Marte se tornou um dos objetivos atuais da exploração espacial. “Pensamos que o primeiro assentamento será feito com um pequeno grupo de exploradores, mas, com o tempo, uma cidade lá será uma realidade”, explica. Aquela que Detrell, diretora do Grupo de Pesquisa de Suporte à Vida do Instituto de Sistemas Espaciais da Universidade de Stuttgart, projetou se chama Nüwa, que na mitologia chinesa representa a deusa-mãe artífice da criação e da proteção da humanidade. A ideia parte de um projeto realizado pela Sustainable Offworld Network (SONet), uma rede de profissionais de várias disciplinas e nacionalidades, dedicada ao desenvolvimento de assentamentos humanos fora da Terra. Seu projeto inclui a produção de matérias-primas e produtos essenciais. Todos os bens serão fabricados em Marte. Também são definidos políticas e conceitos sociais que detalham o modelo econômico, a educação, as capacidades recreativas e até mesmo as soluções para o nascimento e a morte de seus cidadãos. No início será dependente da Terra até se tornar “um país” que poderia se juntar à ONU com uma governança própria.

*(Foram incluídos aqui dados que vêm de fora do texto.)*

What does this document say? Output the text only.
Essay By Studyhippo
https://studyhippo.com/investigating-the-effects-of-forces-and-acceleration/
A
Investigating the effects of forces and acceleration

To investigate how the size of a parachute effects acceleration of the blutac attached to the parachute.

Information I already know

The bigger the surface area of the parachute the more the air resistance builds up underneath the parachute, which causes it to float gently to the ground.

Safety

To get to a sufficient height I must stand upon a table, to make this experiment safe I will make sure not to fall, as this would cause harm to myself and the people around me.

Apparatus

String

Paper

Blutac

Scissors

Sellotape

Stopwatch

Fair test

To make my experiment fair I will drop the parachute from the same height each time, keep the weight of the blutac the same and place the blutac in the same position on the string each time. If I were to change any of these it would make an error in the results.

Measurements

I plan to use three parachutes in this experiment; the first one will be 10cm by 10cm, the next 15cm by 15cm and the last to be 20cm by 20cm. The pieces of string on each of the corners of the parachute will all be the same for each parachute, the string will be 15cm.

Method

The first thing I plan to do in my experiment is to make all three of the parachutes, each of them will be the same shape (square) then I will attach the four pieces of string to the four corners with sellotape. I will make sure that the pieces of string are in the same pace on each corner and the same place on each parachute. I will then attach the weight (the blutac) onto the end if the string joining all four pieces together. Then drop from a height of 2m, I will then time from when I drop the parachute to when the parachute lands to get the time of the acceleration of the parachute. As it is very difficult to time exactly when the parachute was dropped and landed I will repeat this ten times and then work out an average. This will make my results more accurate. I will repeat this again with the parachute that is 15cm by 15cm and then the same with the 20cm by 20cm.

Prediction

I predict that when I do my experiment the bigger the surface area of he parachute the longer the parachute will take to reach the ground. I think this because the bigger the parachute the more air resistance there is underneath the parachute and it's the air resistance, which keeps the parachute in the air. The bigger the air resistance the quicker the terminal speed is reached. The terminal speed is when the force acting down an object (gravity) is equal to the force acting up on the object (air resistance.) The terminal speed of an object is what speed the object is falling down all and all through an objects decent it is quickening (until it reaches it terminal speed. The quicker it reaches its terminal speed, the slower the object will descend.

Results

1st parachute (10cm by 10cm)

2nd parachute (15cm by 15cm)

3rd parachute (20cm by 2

A engenheira Gisela Detrell, fotografada no CosmoCaixa, em Barcelona.JORDI ADRIÀ

“Este trabalho está centrado na engenharia e na arquitetura, mas também no planejamento do crescimento sustentável de uma sociedade no chamado planeta vermelho”, destacam os cientistas na apresentação do projeto, eleito pela Mars Society como um dos 10 modelos mais factíveis de acordo com diversos critérios —de científicos a sociais— em um concurso que em 2020 se inscreveram 175 modelos de cidades.


Nüwa será construída na vertical, escavada em uma encosta “com abundante acesso à água, em Tempe Mensa”, destacam no relatório. Esse tipo de construção “protege os habitantes da radiação, dos micrometeoritos e proporciona luz solar indireta. Também resolve as diferenças de pressão e temperatura entre o interior e o exterior”. No total, as moradias serão construídas em cinco áreas de 200.000 habitantes cada, planejadas em um sistema de túneis. Seus moradores terão cerca de 50 metros quadrados por pessoa, mas com grandes espaços comuns. “Os primeiros colonos plantarão as sementes para criar grandes áreas verdes que dotarão o entorno de um ambiente mais amigável. Os túneis terão grandes janelas para aproveitar a luz, que é mais suave que a da Terra”, explica a engenheira. Para produzir oxigênio serão necessários 100 metros quadrados de plantas por pessoa.